Written by A Guest Blogger
My name is Rebecca Elizabeth and I am currently studying for my masters in law at the London School of Economics. My husband (then fiancé) made the decision to pay off all his debts whilst being an undergraduate student. We learnt so much from this experience, and with so many other students struggling with money management, I decided to start a blog about personal finance so students could share the tips and ideas we learnt – SavingScotts was born!
And here I am to share some of that wisdom with you on the Student Nannies’ blog in this guest post. Autumn term is coming to a close and odds are you’re finding yourself at the end of your student loans. With money running short, Christmas presents and parties adding up, you need some money saving tips to make it until the January loan installment. Here’s my top ten thrifty tricks for students….
- Cook with friends. Food shopping for one can be quite expensive as often you will purchase larger quantities than you need just because it is the smallest amount available. Shopping and cooking with friends allows you to share the workload, take advantage of special bulk offers and reduce the cost of your weekly shop.
- Buy your textbooks secondhand. Textbooks are extortionately expensive, especially from the campus bookstore. Odds are you can find a much more reasonably priced second-hand copy from someone in the year above you. Check to see if your department runs book sales or see if there is a Facebook buy/sell page for your course.
- Don’t pay for a TV license if you don’t need it. If you are a student, your parents have a TV license and you are watching on a device not plugged into the mains, you do not need to pay for a license. If you do require a license don’t forget to reclaim the summer months you are not living away from home. For more information to help you understand if you need to pay click here.
- Take advantage of student discounts. Both NUS and UniDays offer great student discount systems well worth subscribing to. After all why pay full price when you don’t have. It is also always worth asking if a store/restaurant offers a student discount as it is not always clearly advertised (especially for smaller non-chain companies).
- Ask a member of staff what time their supermarket marks down food items and schedule your shops for that time. Typically supermarkets will do their biggest reductions at about 7/8pm. Most supermarkets have a designated reduced section for different departments (chilled, fresh, dry goods) so it is a good idea to familiarise yourself where these are in your local store.
- Get the best student bank account for you. Whilst the biggest selling point for most student bank accounts is their overdraft (not something we advocate dipping into) they will offer additional freebies including NUS cards, train or coach discount cards. Look at which of these freebies will be of most benefit and value to you when deciding who to bank with.
- Most students will work part-time during their studies in order to bring in some extra income. Working as a Student Nanny offers a great opportunity for flexible work schedules, avoids zero hours contracts and provides the chance for you to network with local professionals and gain valuable work experience. StudentNannies.com is a great place to look for nannying work suited to fit around a student’s busy schedule. If you are looking for something even more flexible consider getting an online job that allows you to work from home.

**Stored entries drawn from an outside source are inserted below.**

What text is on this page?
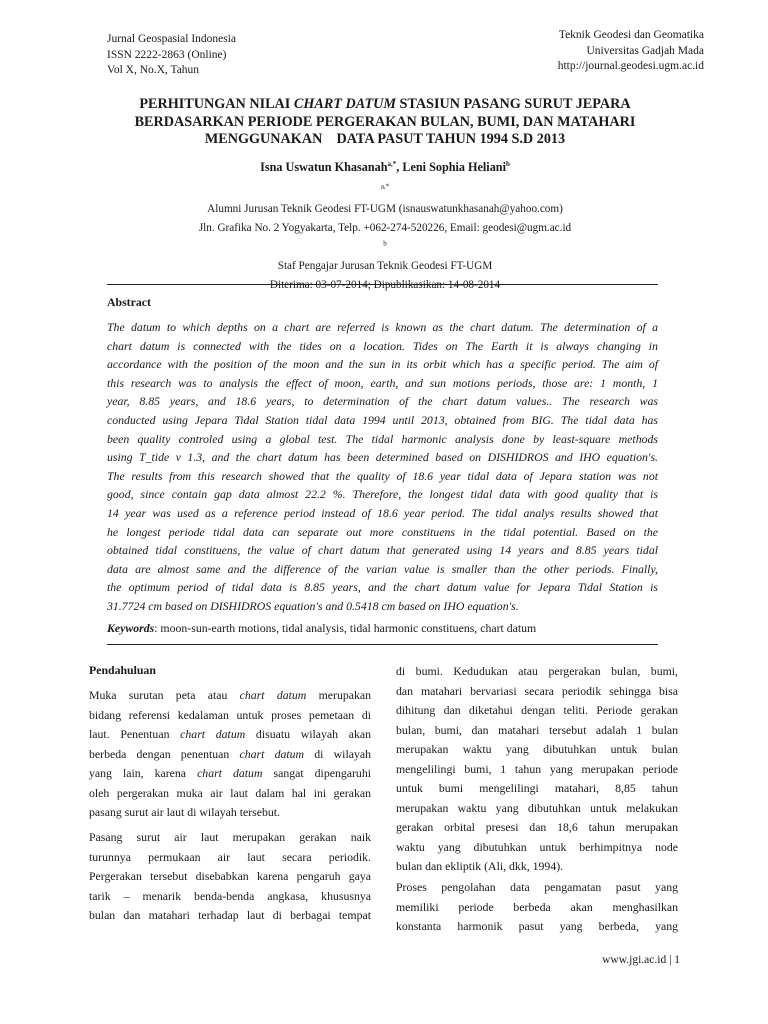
Jurnal Geospasial Indonesia
ISSN 2222-2863 (Online)
Vol X, No.X, Tahun
Teknik Geodesi dan Geomatika
Universitas Gadjah Mada
http://journal.geodesi.ugm.ac.id
PERHITUNGAN NILAI CHART DATUM STASIUN PASANG SURUT JEPARA
BERDASARKAN PERIODE PERGERAKAN BULAN, BUMI, DAN MATAHARI
MENGGUNAKAN    DATA PASUT TAHUN 1994 S.D 2013
Isna Uswatun Khasanah$^{a,*}$, Leni Sophia Heliani$^b$
$^{a,*}$
Alumni Jurusan Teknik Geodesi FT-UGM (isnauswatunkhasanah@yahoo.com)
Jln. Grafika No. 2 Yogyakarta, Telp. +062-274-520226, Email: geodesi@ugm.ac.id
$^b$
Staf Pengajar Jurusan Teknik Geodesi FT-UGM
Diterima: 03-07-2014; Dipublikasikan: 14-08-2014
Abstract
The datum to which depths on a chart are referred is known as the chart datum. The determination of a
chart datum is connected with the tides on a location. Tides on The Earth it is always changing in
accordance with the position of the moon and the sun in its orbit which has a specific period. The aim of
this research was to analysis the effect of moon, earth, and sun motions periods, those are: 1 month, 1
year, 8.85 years, and 18.6 years, to determination of the chart datum values.. The research was
conducted using Jepara Tidal Station tidal data 1994 until 2013, obtained from BIG. The tidal data has
been quality controled using a global test. The tidal harmonic analysis done by least-square methods
using T_tide v 1.3, and the chart datum has been determined based on DISHIDROS and IHO equation's.
The results from this research showed that the quality of 18.6 year tidal data of Jepara station was not
good, since contain gap data almost 22.2 %. Therefore, the longest tidal data with good quality that is
14 year was used as a reference period instead of 18.6 year period. The tidal analys results showed that
he longest periode tidal data can separate out more constituens in the tidal potential. Based on the
obtained tidal constituens, the value of chart datum that generated using 14 years and 8.85 years tidal
data are almost same and the difference of the varian value is smaller than the other periods. Finally,
the optimum period of tidal data is 8.85 years, and the chart datum value for Jepara Tidal Station is
31.7724 cm based on DISHIDROS equation's and 0.5418 cm based on IHO equation's.
Keywords: moon-sun-earth motions, tidal analysis, tidal harmonic constituens, chart datum
Pendahuluan
Muka surutan peta atau chart datum merupakan
bidang referensi kedalaman untuk proses pemetaan di
laut. Penentuan chart datum disuatu wilayah akan
berbeda dengan penentuan chart datum di wilayah
yang lain, karena chart datum sangat dipengaruhi
oleh pergerakan muka air laut dalam hal ini gerakan
pasang surut air laut di wilayah tersebut.
Pasang surut air laut merupakan gerakan naik
turunnya permukaan air laut secara periodik.
Pergerakan tersebut disebabkan karena pengaruh gaya
tarik – menarik benda-benda angkasa, khususnya
bulan dan matahari terhadap laut di berbagai tempat
di bumi. Kedudukan atau pergerakan bulan, bumi,
dan matahari bervariasi secara periodik sehingga bisa
dihitung dan diketahui dengan teliti. Periode gerakan
bulan, bumi, dan matahari tersebut adalah 1 bulan
merupakan waktu yang dibutuhkan untuk bulan
mengelilingi bumi, 1 tahun yang merupakan periode
untuk bumi mengelilingi matahari, 8,85 tahun
merupakan waktu yang dibutuhkan untuk melakukan
gerakan orbital presesi dan 18,6 tahun merupakan
waktu yang dibutuhkan untuk berhimpitnya node
bulan dan ekliptik (Ali, dkk, 1994).
Proses pengolahan data pengamatan pasut yang
memiliki periode berbeda akan menghasilkan
konstanta harmonik pasut yang berbeda, yang
www.jgi.ac.id | 1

- Being on a tight budget doesn’t have to mean no fun. From free festivals, museums and galleries wherever you live there is sure to be plenty of free (or low cost events to go to). Don’t forget events on campus are also often low cost or free as they know students are on a small budget. You can also get 2for1 movies for the whole year for less than £2 (learn how ) making it a great budget outing as you can combine it with student price tickets for an extra discount.
When the next student loan comes pays out in January there are couple of things you can do to make your money go even further next term :
- Pay your rent first. Most landlords if you ask are happy for you to pay several months upfront, just be sure to ask first so they know that is what you are doing. When you get your termly student finance in, pay that term’s rent.
- Pop the remaining money into a separate account. Pay yourself an income. Odds are you get student finance three times a year, you might also get some sporadic scholarships or grants. When money comes in so irregularly it can feel tricky to establish a budget. Open up a separate account and set up a standing order for your ‘salary’. Depending on how easy you find it to manage your money you may wish to ‘pay yourself’ weekly, bi-weekly or monthly. Just do what best suits you and your spending habits.
With some creative ideas you can make living on a student budget a liberating not limiting experience.